Je me ravise pour cette nuit et je fume dans l'escalier de secours de mes rêves. L'asphalte à mes chaussures colle, et ces routes qui ne me conduisent nulle part. Ma vie est une boite vide.

Mes après-midi sont joyeuses, mais ne valent rien. Je passe de table en table, et j'aime ça. De copains en copains, d'un langage à un autre. Des histoires et des voix dissembables. Elles passent, elles restent. On boit un café, une bière. On dîne devant un plat de pâtes, ou un croque monsieur sur une terrasse laborieusement réchaufféee. On rit, on s'amuse. Je vais de table en table, d'un café à un autre. Je marche dans une ville ; l'après-midi, la soirée passe, etc. N'importe laquelle. Peu importe laquelle.

Ces histoires, ces moments collent à mes vêtements.

Mais quand je ferme la porte derrière moi, la porte de mon appartement rangé, organisé, meublé, décoré, la vérité éclate, et chaque jour elle griffe un peu plus mes quatre murs : la solitude. Impossible de ne pas la sentir, la voir. Chaque jour, elle grandit.
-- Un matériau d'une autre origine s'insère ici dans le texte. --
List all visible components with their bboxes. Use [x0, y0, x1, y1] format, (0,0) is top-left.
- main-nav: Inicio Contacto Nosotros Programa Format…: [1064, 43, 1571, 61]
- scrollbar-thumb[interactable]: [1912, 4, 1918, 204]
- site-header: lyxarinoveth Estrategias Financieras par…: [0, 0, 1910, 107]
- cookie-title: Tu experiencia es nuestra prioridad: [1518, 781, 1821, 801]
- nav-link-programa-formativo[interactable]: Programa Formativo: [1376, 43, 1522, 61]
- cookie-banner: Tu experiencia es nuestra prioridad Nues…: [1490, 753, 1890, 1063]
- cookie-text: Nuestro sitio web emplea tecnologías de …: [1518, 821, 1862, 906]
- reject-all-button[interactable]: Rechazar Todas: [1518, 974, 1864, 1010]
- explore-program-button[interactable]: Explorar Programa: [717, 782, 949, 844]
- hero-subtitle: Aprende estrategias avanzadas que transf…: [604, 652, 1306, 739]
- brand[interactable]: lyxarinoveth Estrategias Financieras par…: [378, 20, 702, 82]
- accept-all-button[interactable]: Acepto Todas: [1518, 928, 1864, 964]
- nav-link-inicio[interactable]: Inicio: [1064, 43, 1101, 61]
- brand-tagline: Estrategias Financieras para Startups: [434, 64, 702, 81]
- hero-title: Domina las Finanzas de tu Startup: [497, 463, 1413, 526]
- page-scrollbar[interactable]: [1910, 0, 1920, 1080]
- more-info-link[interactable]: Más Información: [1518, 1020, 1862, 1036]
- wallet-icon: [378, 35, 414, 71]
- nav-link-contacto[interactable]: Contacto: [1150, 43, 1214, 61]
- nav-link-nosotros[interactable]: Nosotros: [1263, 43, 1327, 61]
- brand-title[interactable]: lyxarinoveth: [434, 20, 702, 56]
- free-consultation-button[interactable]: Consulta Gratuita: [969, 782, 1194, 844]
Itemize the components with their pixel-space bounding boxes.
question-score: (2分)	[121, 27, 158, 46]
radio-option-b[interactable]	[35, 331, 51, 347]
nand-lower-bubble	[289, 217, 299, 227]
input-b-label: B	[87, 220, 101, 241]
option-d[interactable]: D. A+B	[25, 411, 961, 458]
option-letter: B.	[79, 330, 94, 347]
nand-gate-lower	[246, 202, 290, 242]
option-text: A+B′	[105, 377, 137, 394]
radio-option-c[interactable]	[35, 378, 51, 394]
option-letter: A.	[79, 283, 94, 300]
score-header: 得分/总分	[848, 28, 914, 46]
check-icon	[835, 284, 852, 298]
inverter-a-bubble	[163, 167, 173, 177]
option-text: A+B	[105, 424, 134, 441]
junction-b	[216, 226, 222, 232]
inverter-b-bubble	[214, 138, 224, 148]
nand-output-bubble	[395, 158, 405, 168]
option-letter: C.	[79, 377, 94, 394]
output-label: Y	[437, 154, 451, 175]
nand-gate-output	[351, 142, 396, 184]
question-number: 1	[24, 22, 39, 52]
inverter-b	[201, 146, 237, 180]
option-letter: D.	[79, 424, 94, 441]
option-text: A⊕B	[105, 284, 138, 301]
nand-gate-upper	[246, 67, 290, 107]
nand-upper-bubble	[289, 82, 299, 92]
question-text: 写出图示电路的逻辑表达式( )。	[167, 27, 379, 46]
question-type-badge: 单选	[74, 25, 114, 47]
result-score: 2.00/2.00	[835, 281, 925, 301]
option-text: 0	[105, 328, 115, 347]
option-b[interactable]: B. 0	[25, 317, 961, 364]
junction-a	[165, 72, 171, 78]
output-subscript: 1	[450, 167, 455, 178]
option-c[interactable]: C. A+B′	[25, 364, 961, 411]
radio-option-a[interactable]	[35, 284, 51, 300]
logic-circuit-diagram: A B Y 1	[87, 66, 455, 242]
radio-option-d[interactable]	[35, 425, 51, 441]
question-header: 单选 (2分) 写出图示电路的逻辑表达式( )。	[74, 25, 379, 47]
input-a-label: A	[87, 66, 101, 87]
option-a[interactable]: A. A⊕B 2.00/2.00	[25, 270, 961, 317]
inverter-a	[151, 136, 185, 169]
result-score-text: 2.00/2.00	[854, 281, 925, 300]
Elle est bien palpable.

Je passe de café en café, j'attends des bus, deux trois mots au téléphone, des amis, des visages plus ou moins connus. Des moments agréables, mais volatiles, puissants et fragiles à la fois. Si à travers ces fulgurences ma connaissance du monde s'enrichit, ils finissent toujours par venir buter contre le silence implacable, cette paix de merde qui est chez moi quand j'enlève mes chaussures je sais qu'il faudra réinventer, reconquérir le lieu, ma chambre, mon bureau, mon canapé, mes livres, mes plantes, ma cuisine, ma salle de bain. Ce lieu que j'ai bâti chaque jour, plus ou moins humblement. Par instant, je le hais.

Je voudrais le quitter, le laisser tomber comme une mauvaise bouteille de vin.

Plus d'une fois, je me suis surpris à l'imaginer dans ce décor et me demander si un jour, un jour… Ce jour viendra-t-il ?

Et ce jour-là, saurais-je l'apprécier ? Ou serais-je un de ceux qui diront : pars s'il te plait ?

Quand je rentre, que j'enlève mes chaussures, je remarque l'asphalte qui est restée collée aux semelles. Celle qui m'a ramené ici, en ce lieu si vide, mais qui m'a sans doute ramené un peu plus riche qu'avant… intérieurement.